Leaders of some denominations, like Reform Judaism, find the
debate over sexuality so divisive that they simply stop talking
about it. Before their recent national convention, a decision
was made to keep the issue off the agenda.
Earlier this year the 2.6-million-member Presbyterian Church,
U.S.A., voted 2-1 to require clergy to remain chaste outside of
a traditional marriage between a man and a woman. At its annual
General Assembly in Charlotte, N.C., in June, church members rejected
by a 412-94 margin an effort to reopen debate on the sexuality
issue.
"The issue is not going to go away," said the Rev.
Homer Spencer, a retired Presbyterian minister and missionary
in Lakeland, Fla., who supports gay ordination.
There are those on both sides of the divide who say the debates
are only superficially about sexuality and gender roles. What
is really at stake, they say, is the way believers approach historic
Christian tradition.
"The bigger issue that the fault line is about is the
question of how one interprets and uses the Bible," said
the Rev. Michael Hopkins of St.

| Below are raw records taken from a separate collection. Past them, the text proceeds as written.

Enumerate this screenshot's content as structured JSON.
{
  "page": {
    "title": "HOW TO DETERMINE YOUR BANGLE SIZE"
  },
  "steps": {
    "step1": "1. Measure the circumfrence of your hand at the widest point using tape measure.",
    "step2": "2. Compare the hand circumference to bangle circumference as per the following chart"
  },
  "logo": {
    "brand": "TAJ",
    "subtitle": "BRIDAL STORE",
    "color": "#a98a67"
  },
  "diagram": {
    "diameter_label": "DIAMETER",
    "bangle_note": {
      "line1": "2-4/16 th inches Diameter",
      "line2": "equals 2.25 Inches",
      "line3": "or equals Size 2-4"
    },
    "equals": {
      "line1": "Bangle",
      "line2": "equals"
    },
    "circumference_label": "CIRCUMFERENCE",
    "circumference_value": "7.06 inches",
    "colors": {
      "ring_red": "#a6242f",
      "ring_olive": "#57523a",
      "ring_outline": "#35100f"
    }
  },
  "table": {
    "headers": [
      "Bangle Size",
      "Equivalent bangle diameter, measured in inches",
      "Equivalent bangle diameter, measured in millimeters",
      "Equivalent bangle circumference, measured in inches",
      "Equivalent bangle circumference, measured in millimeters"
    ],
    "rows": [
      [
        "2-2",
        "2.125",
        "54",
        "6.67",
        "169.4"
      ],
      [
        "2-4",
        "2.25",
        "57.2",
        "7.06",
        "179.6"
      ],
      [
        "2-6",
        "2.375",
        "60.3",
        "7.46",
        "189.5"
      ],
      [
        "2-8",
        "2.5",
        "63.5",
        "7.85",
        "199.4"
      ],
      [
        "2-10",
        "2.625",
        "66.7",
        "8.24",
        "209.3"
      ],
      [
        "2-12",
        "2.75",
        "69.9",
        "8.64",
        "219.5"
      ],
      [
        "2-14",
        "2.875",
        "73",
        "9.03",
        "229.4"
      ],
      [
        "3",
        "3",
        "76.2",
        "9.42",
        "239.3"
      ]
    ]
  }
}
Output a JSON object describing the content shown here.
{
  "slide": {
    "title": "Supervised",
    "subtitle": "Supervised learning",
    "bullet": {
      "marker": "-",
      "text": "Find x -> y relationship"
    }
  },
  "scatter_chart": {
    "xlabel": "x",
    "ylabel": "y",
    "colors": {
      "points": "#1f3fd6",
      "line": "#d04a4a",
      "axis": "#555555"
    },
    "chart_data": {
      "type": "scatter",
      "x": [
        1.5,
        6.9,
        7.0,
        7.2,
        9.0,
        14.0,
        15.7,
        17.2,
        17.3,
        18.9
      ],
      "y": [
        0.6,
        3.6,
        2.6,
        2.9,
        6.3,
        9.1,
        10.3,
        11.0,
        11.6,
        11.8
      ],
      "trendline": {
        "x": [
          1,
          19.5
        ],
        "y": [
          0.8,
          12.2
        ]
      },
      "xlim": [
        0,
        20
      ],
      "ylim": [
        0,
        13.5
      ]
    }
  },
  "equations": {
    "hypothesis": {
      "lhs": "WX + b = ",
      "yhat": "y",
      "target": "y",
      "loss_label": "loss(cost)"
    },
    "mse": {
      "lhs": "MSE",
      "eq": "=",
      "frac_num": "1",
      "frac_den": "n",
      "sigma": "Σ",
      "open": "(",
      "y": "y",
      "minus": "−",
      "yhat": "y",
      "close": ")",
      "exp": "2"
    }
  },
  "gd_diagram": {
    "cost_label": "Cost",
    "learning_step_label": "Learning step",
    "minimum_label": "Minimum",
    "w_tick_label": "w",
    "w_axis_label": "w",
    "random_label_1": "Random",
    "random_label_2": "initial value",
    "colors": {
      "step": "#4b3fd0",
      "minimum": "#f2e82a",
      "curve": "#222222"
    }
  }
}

George's Episcopal Church of Glen
Dale, Md., a national leader of Integrity, a organization that
supports gay Episcopalians. "That to me is the bigger question
that the whole sexuality issue brings to the fore."
On that point, at least, even Orlando's Bishop Howe agrees.
"I believe that the efforts by the 'gay activists' within
the (Episcopal) Church are expressive of a much larger re-interpretation
of the Christian faith itself," Howe said.
Another question is what drives the current debate over sexuality.
Religious traditionalists maintain that they are acting as
a bulwark against aggressive, homosexual activists who are pushing
an "agenda."
This agenda, they charge, seeks to make gay rights the next
item on the broader civil rights agendas that has to date carved
out legal protections for racial minorities and the disabled.
In the Sunbelt, where evangelicals set the tone for most moral
and political debates, there has been convergence of interests
between religious conservatives and the Republican Party.
With the emergence of "Christian scorecards," distributed
in church parking lots before elections, this convergence has
turned into a tactical alliance.
Those in mainline religious dominations charge that social
conservatives are raising money and building political support
by demonizing homosexuality as a sinister, "lavender menace,"
in much the same way as American liberals, radicals and communists
were once portrayed as a "red menace" a half-century
ago.
Republican congressional leaders such as Senate Majority Leader
Trent Lott, R-Miss., and House Majority Leader Dick Armey, R-Texas,
have denounced homosexuality in recent months, and the GOP-controlled
Congress has been hostile to legislating gay rights.
For their part, many members of mainline denominations with
more liberal positions on sexuality have been allied with the
Democratic Party.
In years past, these same churches have opposed the Reagan
administration's policies in the 1980s Central America and, before
that, joined Democratic opposition to the Vietnam War and backed
civil rights legislation.
But, as Americans can tell from the attention given President
Clinton's activities with Monica Lewinsky, sex sells.
"Armies need recruits," said University of Chicago
church historian Martin Marty. "The stalemated abortion wars
stimulate few new partisans. But entrepreneurs can exploit homosexuality."